Answered by Anushka2001
12
The poem, Dust Of Snow by Robert Frost, reiterates that the little things in life can make huge changes in our future. It also shows that if we can take the hard times of life in stride, eventually something will happen to change our situation into happier times. The simple things we do for others can make all the difference. Just think about those random acts of kindness we do and how much they brighten a person’s day and sometimes changes their future.
Noticing and appreciating all the small things in life will make your life happier. It will also cause you to have a spirit that is willing to change and therefore succeed.
Answered by hasiavishikta
6

Explanation:

Dust of Snow is only eight lines long and seems to be the simplest of short poems. With full end rhyme and short lines on the surface the two stanzas appear to be nothing more than a snapshot of a trivial event concerning a crow, a tree, snow and a human being.
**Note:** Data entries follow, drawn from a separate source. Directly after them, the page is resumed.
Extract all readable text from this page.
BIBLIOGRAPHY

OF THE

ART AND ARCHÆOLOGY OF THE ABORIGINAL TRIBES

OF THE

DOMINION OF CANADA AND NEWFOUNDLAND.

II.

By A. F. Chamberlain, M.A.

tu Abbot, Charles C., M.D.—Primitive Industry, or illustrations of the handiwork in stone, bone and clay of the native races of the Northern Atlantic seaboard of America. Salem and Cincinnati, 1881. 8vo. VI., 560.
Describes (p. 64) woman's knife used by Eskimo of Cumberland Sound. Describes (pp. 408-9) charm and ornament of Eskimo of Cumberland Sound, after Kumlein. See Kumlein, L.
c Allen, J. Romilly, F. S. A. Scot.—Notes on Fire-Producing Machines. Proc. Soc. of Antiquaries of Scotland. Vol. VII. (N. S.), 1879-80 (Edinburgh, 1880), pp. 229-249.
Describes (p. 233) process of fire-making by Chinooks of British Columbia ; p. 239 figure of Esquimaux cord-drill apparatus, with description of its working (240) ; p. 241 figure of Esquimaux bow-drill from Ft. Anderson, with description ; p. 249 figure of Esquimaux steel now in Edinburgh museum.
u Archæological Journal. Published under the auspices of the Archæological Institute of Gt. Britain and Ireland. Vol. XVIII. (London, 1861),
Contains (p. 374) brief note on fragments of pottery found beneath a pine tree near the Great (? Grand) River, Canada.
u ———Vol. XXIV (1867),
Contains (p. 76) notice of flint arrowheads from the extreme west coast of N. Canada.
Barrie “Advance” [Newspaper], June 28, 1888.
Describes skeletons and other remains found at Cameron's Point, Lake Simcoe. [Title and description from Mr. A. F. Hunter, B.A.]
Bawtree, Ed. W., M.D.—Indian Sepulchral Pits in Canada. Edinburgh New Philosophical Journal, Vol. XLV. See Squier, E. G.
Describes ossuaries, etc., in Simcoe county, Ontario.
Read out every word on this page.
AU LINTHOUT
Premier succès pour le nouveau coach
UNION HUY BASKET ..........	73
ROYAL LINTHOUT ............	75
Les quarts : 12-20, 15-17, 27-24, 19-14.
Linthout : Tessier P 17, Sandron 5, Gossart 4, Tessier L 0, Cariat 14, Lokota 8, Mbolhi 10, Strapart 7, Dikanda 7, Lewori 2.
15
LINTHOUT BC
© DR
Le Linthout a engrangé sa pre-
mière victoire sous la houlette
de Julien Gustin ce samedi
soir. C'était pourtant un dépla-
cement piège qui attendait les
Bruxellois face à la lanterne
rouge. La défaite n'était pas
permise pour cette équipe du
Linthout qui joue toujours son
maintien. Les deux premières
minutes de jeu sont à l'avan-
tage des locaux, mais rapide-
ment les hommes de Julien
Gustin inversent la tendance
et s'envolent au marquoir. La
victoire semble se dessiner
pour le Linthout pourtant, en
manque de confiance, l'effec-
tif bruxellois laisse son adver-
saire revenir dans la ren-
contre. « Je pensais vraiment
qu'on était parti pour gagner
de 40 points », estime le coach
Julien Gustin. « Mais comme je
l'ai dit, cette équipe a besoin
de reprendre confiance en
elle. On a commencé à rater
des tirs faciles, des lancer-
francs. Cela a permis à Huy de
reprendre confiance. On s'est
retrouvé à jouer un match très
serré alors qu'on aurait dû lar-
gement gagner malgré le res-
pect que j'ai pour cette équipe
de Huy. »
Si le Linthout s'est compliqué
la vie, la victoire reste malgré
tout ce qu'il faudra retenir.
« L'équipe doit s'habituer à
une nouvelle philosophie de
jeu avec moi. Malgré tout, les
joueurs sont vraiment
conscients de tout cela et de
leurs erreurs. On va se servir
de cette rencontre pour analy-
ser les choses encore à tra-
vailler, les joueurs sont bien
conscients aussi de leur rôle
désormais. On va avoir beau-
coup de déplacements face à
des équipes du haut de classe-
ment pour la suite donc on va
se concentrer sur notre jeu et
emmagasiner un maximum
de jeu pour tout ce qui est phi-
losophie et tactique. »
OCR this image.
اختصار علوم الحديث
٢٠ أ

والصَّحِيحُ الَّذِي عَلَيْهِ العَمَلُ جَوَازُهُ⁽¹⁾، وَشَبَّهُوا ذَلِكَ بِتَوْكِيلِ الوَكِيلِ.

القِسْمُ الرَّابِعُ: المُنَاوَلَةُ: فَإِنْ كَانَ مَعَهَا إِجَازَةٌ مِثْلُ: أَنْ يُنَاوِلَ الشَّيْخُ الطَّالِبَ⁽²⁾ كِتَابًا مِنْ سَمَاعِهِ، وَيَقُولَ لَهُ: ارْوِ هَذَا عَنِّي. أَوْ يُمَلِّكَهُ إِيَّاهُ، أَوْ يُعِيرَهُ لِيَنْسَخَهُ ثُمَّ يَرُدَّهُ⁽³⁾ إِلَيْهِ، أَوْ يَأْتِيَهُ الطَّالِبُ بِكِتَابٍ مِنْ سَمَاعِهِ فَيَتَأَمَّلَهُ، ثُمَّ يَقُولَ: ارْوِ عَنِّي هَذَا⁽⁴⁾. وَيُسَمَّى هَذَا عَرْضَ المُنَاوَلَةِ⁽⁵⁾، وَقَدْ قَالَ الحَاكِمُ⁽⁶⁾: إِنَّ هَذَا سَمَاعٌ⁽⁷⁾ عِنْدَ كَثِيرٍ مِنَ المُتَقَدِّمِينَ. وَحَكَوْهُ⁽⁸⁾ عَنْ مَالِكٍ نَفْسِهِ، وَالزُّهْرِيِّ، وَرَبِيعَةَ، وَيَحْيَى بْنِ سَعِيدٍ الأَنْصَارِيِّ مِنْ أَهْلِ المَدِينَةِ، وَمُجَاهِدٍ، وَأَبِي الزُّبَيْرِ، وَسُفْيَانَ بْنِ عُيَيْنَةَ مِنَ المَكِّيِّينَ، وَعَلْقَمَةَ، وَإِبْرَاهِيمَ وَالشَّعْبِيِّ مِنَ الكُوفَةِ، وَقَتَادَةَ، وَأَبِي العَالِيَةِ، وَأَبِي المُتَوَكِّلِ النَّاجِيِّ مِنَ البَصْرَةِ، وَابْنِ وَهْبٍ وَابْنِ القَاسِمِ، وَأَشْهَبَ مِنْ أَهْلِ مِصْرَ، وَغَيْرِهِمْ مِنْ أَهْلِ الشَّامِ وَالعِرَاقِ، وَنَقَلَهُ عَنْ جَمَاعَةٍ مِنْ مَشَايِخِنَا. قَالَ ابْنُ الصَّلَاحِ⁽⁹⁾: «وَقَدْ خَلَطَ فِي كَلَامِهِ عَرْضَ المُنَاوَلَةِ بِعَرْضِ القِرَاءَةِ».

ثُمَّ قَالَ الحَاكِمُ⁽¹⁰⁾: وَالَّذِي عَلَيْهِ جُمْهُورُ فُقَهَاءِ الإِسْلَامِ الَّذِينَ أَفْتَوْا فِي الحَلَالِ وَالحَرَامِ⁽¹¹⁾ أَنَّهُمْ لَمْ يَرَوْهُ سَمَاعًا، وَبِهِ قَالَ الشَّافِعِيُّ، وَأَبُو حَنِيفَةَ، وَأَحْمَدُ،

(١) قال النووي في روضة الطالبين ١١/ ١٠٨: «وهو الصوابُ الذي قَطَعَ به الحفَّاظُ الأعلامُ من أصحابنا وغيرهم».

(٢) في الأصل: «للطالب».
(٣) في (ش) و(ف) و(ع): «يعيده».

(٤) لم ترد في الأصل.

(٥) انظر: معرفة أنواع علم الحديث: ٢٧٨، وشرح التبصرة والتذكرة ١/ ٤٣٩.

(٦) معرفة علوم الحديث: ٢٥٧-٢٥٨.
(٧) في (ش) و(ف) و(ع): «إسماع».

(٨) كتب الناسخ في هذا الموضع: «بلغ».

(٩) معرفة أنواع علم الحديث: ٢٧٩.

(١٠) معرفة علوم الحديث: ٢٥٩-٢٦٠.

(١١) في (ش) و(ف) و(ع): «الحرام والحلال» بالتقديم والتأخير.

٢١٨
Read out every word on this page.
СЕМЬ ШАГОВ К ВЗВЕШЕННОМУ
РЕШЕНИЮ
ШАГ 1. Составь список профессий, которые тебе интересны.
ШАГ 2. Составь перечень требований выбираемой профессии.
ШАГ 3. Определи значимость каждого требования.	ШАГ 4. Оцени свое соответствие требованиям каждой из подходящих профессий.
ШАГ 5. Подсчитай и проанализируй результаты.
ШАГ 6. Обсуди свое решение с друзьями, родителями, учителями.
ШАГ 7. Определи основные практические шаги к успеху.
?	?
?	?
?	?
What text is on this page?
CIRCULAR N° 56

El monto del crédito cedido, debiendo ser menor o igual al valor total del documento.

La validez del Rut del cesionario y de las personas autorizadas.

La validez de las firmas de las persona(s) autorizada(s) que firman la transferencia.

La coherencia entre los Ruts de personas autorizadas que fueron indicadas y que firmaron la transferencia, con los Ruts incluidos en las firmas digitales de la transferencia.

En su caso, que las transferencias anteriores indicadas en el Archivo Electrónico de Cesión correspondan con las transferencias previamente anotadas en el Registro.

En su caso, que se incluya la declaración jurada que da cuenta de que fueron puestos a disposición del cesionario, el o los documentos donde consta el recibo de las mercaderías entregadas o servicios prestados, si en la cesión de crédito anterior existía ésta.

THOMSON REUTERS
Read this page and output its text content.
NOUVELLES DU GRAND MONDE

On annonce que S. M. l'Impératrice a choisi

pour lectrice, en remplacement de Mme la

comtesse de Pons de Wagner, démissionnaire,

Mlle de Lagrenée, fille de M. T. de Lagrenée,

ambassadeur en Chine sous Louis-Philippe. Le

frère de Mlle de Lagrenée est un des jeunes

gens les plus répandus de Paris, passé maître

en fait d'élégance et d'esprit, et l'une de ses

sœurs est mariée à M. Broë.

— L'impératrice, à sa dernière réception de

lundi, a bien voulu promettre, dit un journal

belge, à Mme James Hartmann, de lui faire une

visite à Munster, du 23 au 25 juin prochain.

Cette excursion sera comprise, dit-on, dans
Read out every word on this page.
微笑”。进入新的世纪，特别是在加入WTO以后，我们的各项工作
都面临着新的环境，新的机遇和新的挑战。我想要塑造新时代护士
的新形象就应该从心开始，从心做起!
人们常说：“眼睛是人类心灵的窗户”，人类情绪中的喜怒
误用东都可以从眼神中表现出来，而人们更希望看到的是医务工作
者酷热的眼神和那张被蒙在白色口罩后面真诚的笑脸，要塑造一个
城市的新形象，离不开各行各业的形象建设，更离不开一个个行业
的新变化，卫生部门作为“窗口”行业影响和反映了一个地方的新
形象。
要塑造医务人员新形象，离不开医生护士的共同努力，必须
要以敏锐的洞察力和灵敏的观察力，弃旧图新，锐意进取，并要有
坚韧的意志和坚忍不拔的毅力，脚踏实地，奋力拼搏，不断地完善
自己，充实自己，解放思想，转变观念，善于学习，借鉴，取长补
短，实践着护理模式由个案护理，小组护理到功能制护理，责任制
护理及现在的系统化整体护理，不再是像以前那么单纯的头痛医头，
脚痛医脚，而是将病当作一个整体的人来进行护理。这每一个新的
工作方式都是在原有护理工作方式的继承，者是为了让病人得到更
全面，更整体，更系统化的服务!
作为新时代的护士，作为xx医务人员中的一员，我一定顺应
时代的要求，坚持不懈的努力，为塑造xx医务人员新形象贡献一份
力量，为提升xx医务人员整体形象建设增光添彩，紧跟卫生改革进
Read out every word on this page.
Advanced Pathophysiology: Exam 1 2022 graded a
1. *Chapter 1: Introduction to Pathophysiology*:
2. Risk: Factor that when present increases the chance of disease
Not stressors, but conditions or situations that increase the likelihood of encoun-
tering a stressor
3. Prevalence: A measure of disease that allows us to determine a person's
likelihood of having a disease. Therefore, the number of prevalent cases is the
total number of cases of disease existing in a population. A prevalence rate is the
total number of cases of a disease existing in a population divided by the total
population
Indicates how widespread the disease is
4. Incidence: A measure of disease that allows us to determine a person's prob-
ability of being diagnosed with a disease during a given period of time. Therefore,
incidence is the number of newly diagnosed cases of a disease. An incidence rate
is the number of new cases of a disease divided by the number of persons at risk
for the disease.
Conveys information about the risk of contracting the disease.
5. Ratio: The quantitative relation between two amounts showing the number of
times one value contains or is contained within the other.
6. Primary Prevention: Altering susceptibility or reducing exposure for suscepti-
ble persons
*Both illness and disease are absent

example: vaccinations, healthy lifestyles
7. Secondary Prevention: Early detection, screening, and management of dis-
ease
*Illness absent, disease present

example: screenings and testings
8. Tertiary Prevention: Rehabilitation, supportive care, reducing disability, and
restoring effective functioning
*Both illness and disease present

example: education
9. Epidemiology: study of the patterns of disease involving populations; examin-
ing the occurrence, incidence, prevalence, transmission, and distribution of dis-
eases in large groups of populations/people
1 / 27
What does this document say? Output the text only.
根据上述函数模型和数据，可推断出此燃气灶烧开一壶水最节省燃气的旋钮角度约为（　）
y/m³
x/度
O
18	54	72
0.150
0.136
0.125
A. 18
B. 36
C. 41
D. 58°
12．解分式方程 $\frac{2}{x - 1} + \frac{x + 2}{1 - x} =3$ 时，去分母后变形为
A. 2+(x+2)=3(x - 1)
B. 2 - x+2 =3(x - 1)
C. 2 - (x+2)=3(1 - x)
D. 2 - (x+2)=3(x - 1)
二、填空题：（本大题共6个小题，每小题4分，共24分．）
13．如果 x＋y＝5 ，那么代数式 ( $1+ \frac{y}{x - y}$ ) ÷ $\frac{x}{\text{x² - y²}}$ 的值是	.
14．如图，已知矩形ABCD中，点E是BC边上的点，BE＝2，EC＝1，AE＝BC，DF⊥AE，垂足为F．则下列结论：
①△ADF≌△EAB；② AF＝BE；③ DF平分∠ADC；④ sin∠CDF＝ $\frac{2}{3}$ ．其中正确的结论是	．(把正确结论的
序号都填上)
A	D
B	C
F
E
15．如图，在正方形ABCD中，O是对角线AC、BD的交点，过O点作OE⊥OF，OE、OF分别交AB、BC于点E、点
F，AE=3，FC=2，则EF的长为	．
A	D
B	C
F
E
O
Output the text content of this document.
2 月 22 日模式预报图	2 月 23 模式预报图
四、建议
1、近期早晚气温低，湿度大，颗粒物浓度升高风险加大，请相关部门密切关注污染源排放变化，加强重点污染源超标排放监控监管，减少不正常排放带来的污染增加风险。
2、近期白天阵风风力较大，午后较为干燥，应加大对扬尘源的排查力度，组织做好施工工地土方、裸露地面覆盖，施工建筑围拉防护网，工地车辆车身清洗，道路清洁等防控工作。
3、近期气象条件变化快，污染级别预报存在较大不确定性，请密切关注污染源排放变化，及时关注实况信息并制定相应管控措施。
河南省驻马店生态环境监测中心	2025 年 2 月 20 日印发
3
Yet, as always with Robert Frost, you know that beneath the surface there will develop deeper worlds of meaning and possibility. As Frost himself wrote:

'It is what is beyond that makes poetry - what is unsaid in any work of art. Its unsaid part is its best part.'

So it is with this tiny poem. The reader might take only fifteen seconds to recite it but once finished there could well be several hours spent on, or several ways of, working out what the message is, if any.

Dust of Snow has as its main themes:

communication between nature and humans.

nature healing and helping with negative human emotions.

the significance of small natural events

First published in 1923 in the book New Hampshire, this little poem has remained popular because it juxtaposes two fundamentals - human complexity and animal simplicity - in such a compact and symbolic form.ust of Snow with its short neat form, rhyming lines and rhythmic beat is simplicity itself. It reflects the rather bleak, minimalist imagery.

There's the speaker, the man, under a tree. It's probably winter, there's snow on the tree, an evergreen pine called a hemlock, and a crow has happened to send some snow dust down on the man.

Whether it falls on to his head or down his neck is unknown because it's not really relevant to the poem. What is important is the way that crow makes it happen, but once again, the reader is left to imagine the bird's specific action.

Whether it be the crow preening, merely shaking, flying off, or landing, or readjusting its feet on a branch, somehow a light dusting of snow is the result, and it lands on the speaker.

The actual word is shook, so it could be that the crow is shivering in the snowy tree. For the speaker this must have come out of the blue; the crow's action caused an unexpected fall of snow dust.